I have a project where I am taking some particularly ugly "live" HTML and forcing it into a formal XML DOM with the HTML Agility Pack. What I would like to be able to do is then query over this with Linq to XML so that I can scrape out the bits I need. I'm using the method described here to parse the HtmlDocument into an XDocument, but when trying to query over this I'm not sure how to handle namespaces. In one particular document the original HTML was actually poorly formatted XHTML with the following tag:
<html xmlns="http://www.w3.org/1999/xhtml" xml:lang="en">
When trying to query from this document it seems that the namespace attribute is preventing me from doing something like:
var x = xDoc.Descendants("div");
// returns null
Apparently for those "div" tags only the LocalName is "div", but the proper tag name is the namespace plus "div". I have tried to do some research on the issue of XML namespaces and it seems that I can bypass the namespace by querying this way:
var x =
(from x in xDoc.Descendants()
where x.Name.LocalName == "div"
select x);
// works
However, this seems like a rather hacky solution and does not properly address the namespace issue.
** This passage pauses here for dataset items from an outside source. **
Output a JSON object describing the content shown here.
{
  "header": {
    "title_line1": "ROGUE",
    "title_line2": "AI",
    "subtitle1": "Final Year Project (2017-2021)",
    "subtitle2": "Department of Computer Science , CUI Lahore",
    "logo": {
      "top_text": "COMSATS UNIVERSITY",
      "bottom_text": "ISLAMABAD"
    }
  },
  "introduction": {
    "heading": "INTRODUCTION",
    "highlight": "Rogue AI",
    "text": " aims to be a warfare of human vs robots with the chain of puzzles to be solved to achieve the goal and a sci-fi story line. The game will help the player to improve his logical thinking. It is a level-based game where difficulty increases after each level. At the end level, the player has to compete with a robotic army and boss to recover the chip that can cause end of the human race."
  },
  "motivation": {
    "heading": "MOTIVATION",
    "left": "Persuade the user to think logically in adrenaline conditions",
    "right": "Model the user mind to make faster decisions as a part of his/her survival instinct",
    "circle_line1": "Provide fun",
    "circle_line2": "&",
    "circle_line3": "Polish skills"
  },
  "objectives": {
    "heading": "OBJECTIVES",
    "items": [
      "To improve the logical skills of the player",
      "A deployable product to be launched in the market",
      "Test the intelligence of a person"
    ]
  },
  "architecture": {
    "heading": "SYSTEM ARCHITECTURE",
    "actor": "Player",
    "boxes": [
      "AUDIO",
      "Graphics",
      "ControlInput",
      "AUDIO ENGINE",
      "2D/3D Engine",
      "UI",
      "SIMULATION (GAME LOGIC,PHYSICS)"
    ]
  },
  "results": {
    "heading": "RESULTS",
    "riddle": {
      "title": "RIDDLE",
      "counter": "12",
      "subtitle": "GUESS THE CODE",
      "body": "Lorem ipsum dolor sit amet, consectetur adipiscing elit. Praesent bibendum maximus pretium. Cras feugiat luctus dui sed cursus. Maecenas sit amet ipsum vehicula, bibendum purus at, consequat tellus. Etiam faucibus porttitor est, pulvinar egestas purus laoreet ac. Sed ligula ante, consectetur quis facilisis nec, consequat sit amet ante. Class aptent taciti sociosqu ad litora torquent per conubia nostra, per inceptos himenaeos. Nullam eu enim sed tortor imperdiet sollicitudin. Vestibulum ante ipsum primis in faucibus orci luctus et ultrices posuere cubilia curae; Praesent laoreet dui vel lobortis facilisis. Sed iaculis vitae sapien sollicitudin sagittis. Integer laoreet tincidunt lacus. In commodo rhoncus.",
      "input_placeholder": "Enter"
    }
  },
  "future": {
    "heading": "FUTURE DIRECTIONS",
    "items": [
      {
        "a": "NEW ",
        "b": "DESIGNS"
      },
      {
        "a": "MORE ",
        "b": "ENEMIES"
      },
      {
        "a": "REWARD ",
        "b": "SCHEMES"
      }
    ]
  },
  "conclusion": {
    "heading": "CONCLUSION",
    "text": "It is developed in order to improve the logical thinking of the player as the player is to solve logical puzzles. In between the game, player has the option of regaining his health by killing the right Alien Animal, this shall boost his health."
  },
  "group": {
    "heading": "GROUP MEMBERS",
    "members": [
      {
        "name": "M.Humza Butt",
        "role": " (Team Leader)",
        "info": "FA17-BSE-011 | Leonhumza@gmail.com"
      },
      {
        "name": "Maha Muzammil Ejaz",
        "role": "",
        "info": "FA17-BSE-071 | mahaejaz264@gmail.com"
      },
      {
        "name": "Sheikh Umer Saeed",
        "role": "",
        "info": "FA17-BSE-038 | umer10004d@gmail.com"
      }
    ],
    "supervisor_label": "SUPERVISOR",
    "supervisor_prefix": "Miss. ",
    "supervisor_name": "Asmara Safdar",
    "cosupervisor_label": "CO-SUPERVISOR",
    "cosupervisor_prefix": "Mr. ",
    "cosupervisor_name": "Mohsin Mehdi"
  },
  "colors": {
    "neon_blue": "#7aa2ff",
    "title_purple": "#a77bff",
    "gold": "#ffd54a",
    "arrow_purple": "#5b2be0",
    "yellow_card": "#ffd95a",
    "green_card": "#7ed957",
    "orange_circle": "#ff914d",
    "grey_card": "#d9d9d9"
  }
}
As I understand it a proper XML document can contain multiple namespaces and therefore the proper way to handle it should be to parse out the namespaces I'm querying under. Has anyone else ever had to do this? Am I just making it way to complicated? I know that I could avoid all this by just sticking with HtmlDocument and querying with XPath, but I would rather stick to what I know (Linq) if possible and I would also prefer to know that I am not setting myself up for further namespace-related issues down the road.
What is the proper way to deal with namespaces in this situation?